Potential examples include:

  • Permanent workforce
  • Local governance
  • Communities
  • Universities
  • Research institutions
  • Tourism
  • Commerce
  • Civic infrastructure

Unlike the lower layers, there are currently no organizations that fit neatly within this category because the layer itself does not yet exist in a meaningful economic sense.

That observation may be one of the most important insights of the framework. Much of today’s space industry is focused on building the transportation and infrastructure layers required before large-scale settlement can emerge. At this level, transportation becomes increasingly invisible while the activities it enables become increasingly important.

At this level, transportation becomes increasingly invisible while the activities it enables become increasingly important.

What the Framework Reveals

While the layer definitions are interesting, the most valuable aspect of the exercise may be the insights that emerge from viewing the industry as a system.

Transportation Dominates the Architecture

Five of the ten proposed layers involve transportation.
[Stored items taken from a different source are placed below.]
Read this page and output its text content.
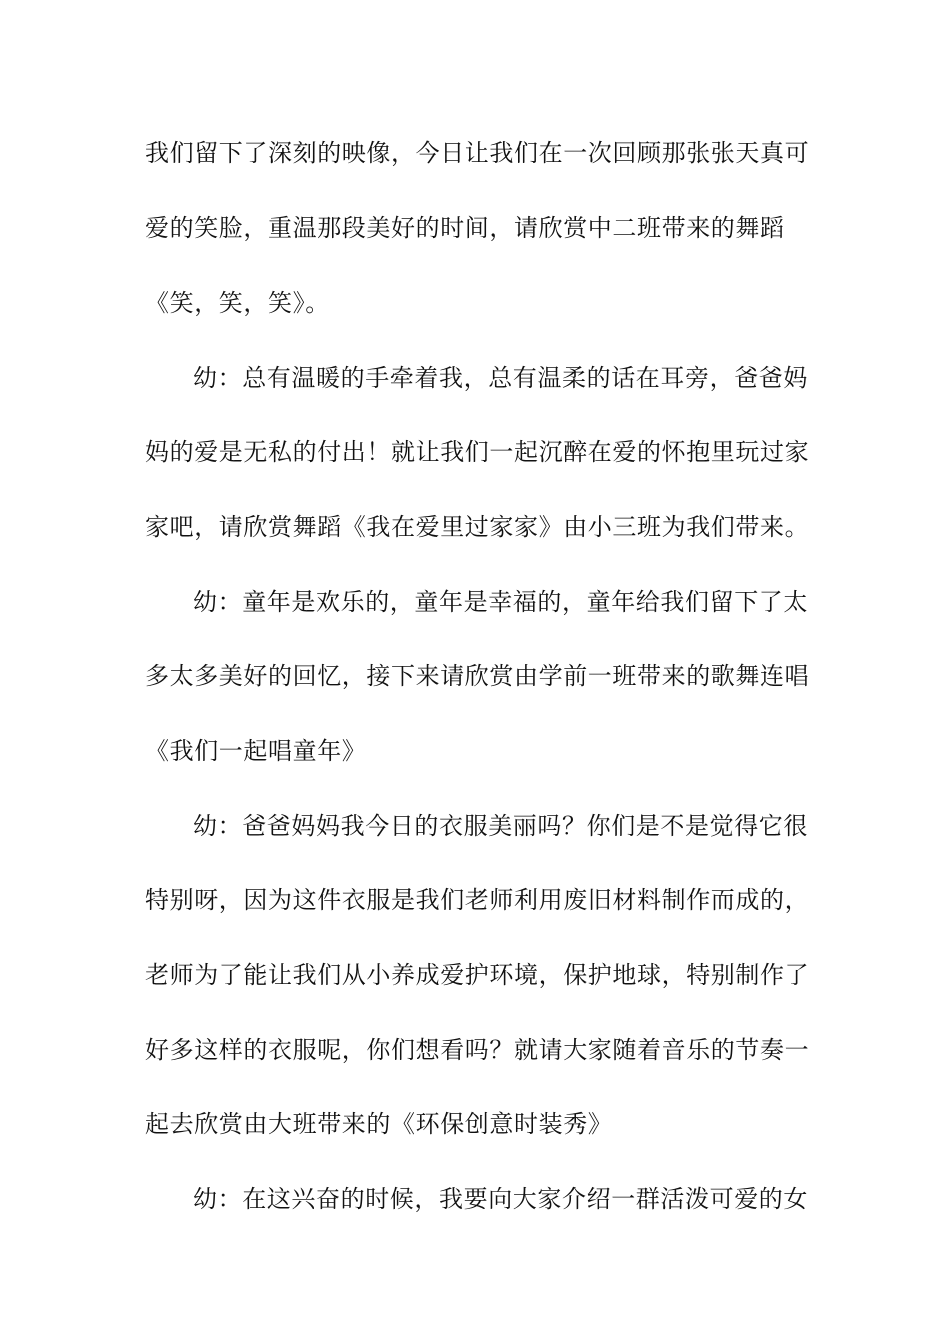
我们留下了深刻的映像，今日让我们在一次回顾那张张天真可
爱的笑脸，重温那段美好的时间，请欣赏中二班带来的舞蹈
《笑，笑，笑》。
幼：总有温暖的手牵着我，总有温柔的话在耳旁，爸爸妈
妈的爱是无私的付出！就让我们一起沉醉在爱的怀抱里玩过家
家吧，请欣赏舞蹈《我在爱里过家家》由小三班为我们带来。
幼：童年是欢乐的，童年是幸福的，童年给我们留下了太
多太多美好的回忆，接下来请欣赏由学前一班带来的歌舞连唱
《我们一起唱童年》
幼：爸爸妈妈我今日的衣服美丽吗？你们是不是觉得它很
特别呀，因为这件衣服是我们老师利用废旧材料制作而成的，
老师为了能让我们从小养成爱护环境，保护地球，特别制作了
好多这样的衣服呢，你们想看吗？就请大家随着音乐的节奏一
起去欣赏由大班带来的《环保创意时装秀》
幼：在这兴奋的时候，我要向大家介绍一群活泼可爱的女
That suggests the industry remains heavily focused on building the transportation backbone required before large-scale economic activity can emerge. Much of today’s innovation, investment, and engineering effort appears concentrated on solving transportation challenges that previous generations never had the opportunity to address.
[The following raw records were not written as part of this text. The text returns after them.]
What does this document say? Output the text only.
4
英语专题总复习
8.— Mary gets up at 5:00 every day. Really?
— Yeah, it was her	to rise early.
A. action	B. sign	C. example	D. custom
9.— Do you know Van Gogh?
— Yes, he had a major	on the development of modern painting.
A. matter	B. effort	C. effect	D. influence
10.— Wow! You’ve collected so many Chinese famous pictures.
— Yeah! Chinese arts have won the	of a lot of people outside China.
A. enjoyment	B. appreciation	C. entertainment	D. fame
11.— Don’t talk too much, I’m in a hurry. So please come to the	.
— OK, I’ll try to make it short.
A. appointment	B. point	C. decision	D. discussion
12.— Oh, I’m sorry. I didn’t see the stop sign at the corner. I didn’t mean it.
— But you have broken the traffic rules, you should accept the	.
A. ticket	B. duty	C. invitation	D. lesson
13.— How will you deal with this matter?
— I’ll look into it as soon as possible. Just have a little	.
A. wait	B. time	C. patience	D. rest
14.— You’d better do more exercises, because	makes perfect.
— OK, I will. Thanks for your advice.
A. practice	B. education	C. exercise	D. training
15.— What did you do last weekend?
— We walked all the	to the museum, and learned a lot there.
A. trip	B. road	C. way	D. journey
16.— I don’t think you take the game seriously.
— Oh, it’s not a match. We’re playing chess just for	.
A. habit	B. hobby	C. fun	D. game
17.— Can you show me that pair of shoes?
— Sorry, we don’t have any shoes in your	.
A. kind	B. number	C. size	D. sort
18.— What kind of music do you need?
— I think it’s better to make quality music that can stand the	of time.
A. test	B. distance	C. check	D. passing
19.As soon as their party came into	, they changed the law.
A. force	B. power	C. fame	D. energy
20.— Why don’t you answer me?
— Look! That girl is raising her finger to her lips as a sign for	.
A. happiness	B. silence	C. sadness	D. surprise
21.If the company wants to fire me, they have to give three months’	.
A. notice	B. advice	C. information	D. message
During the industrialization of North America, railroads were not the economy. They were the infrastructure that enabled mining, manufacturing, agriculture, and cities to emerge. The transportation layers of the space economy may play a similar role.

We may spend the next twenty years building transportation and infrastructure before the space economy itself truly arrives.

Infrastructure May Be the Missing Middle Layer

Many discussions jump directly from transportation to mining, manufacturing, and settlement. The framework suggests there may be a critical intermediate step.

Before industry can flourish, transportation networks may first need to support the development of power systems, communications networks, navigation systems, habitats, and resource processing facilities.

In other words, transportation alone does not create an economy. It creates the conditions that allow infrastructure to emerge.

The Architecture Is Destination-Agnostic

Although this discussion naturally gravitates toward the Moon, the framework itself is not lunar-specific.

The same architecture could potentially apply to:

  • Earth orbit
  • Lunar development
  • Asteroid operations
  • Mars settlements
  • Future destinations not yet seriously considered

The destination may change. The underlying architecture may remain remarkably similar.

Layers as Service Providers

One aspect of the OSI analogy that I find particularly compelling is that each layer provides services to the layer above while depending on the layers below.

  • Launch systems provide access to orbit.
  • In-space transportation provides mobility within space.
  • Lunar access provides surface delivery.
  • Surface mobility provides local logistics.
  • Infrastructure provides power, communications, and habitation.
  • Industry provides economic output.

Viewed this way, the architecture becomes less about categorizing technologies and more about understanding dependencies.

Continuing the Discussion

The purpose of SEA is not to predict the future. It is to provide a common language for discussing it and, at this time, this framework is intentionally incomplete.

The more I worked through it, the more questions emerged. Should communications and navigation be separate layers? Where do orbital stations belong? Does a single architecture adequately describe Earth orbit, the Moon, Mars, and future destinations? Are there entirely new layers missing from the model?

The larger question may be whether a layered architecture is even the right abstraction. Perhaps the space economy is better described as a network, ecosystem, or value chain.

This draft is one attempt to begin that conversation.

I’d be interested in hearing what others would change.